L’édifice actuel passe pour être un joyau de l’architecture gothique francilienne, avec des dimensions impressionnantes. Incendié en 1568 lors des guerres de religion, mutilé par l’écroulement du pilier nord-ouest de la grande tour-clocher, en 1675, qui entraîna la ruine d’une partie de la nef, le lieu, en partie restauré et fonctionnel, fut classé aux Monuments historiques par Prosper Mérimée (1846). Il a aujourd’hui cette beauté esthétique et intellectuelle des grandes ruines, au travers de l’architecture de pierre, dont la tour blessée qui s’élance vers le ciel sur près de 50 mètres… Sur un éperon du plateau beauceron et en surplomb du golfe de Larchant, la ferme ancienne dite du Chapître apparaît en surplomb du golfe. La bâtisse était dans les temps anciens alimentée en eau par un puits à noria de près de 70 mètres de profondeur ; la force chevaline entrainait un système de poulies à renvoi d’angle, porteur de godets. Le puits et sa margelle, ainsi qu’une grange et un colombier, ont été inscrits aux monuments historiques en mai 1981.

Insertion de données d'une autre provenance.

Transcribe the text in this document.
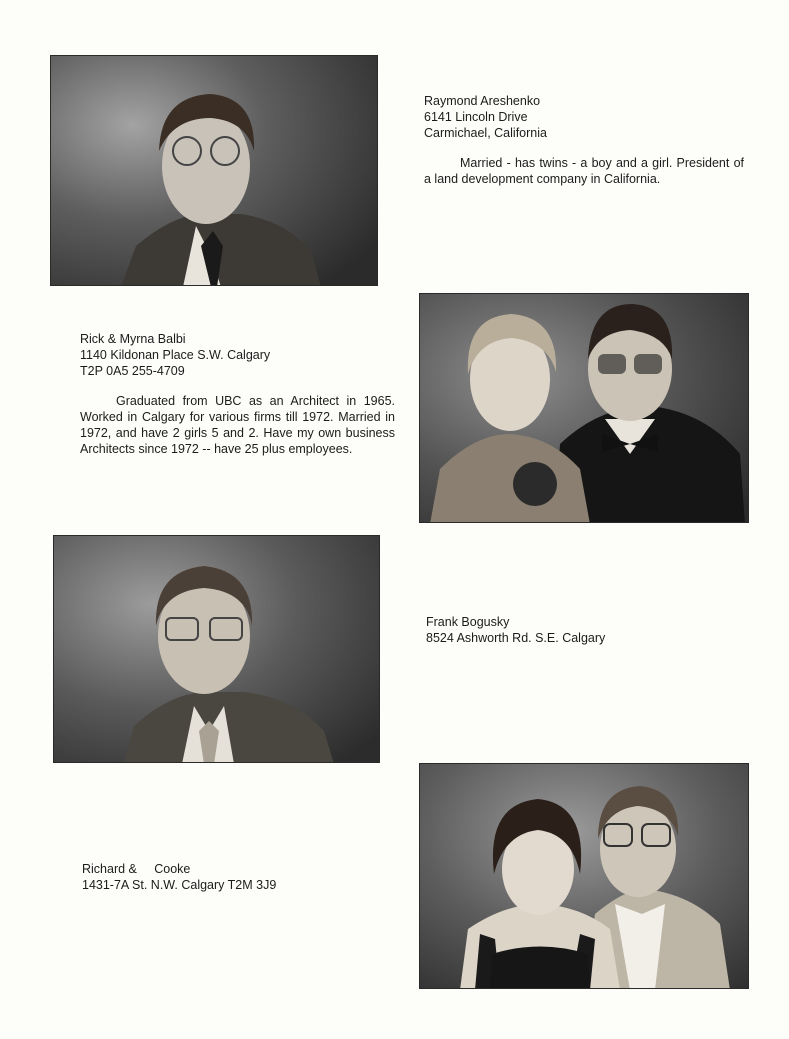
Raymond Areshenko
6141 Lincoln Drive
Carmichael, California
Married - has twins - a boy and a girl. President of a land development company in California.
Rick & Myrna Balbi
1140 Kildonan Place S.W. Calgary
T2P 0A5 255-4709
Graduated from UBC as an Architect in 1965. Worked in Calgary for various firms till 1972. Married in 1972, and have 2 girls 5 and 2. Have my own business Architects since 1972 -- have 25 plus employees.
Frank Bogusky
8524 Ashworth Rd. S.E. Calgary
Richard &     Cooke
1431-7A St. N.W. Calgary T2M 3J9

Nous terminerons ici notre voyage dans le Sud 77, sur son 14e épisode, présenté au travers de la vision sensible d’un certain nombre d’artistes stampassins. Puissent les images présentées au cours de cette évocation vous donner, les beaux jours venant et le cœur apaisé par l’évolution politique internationale (on a le droit de rêver), l’envie de visiter cette belle région du Val de Loing et ses environs.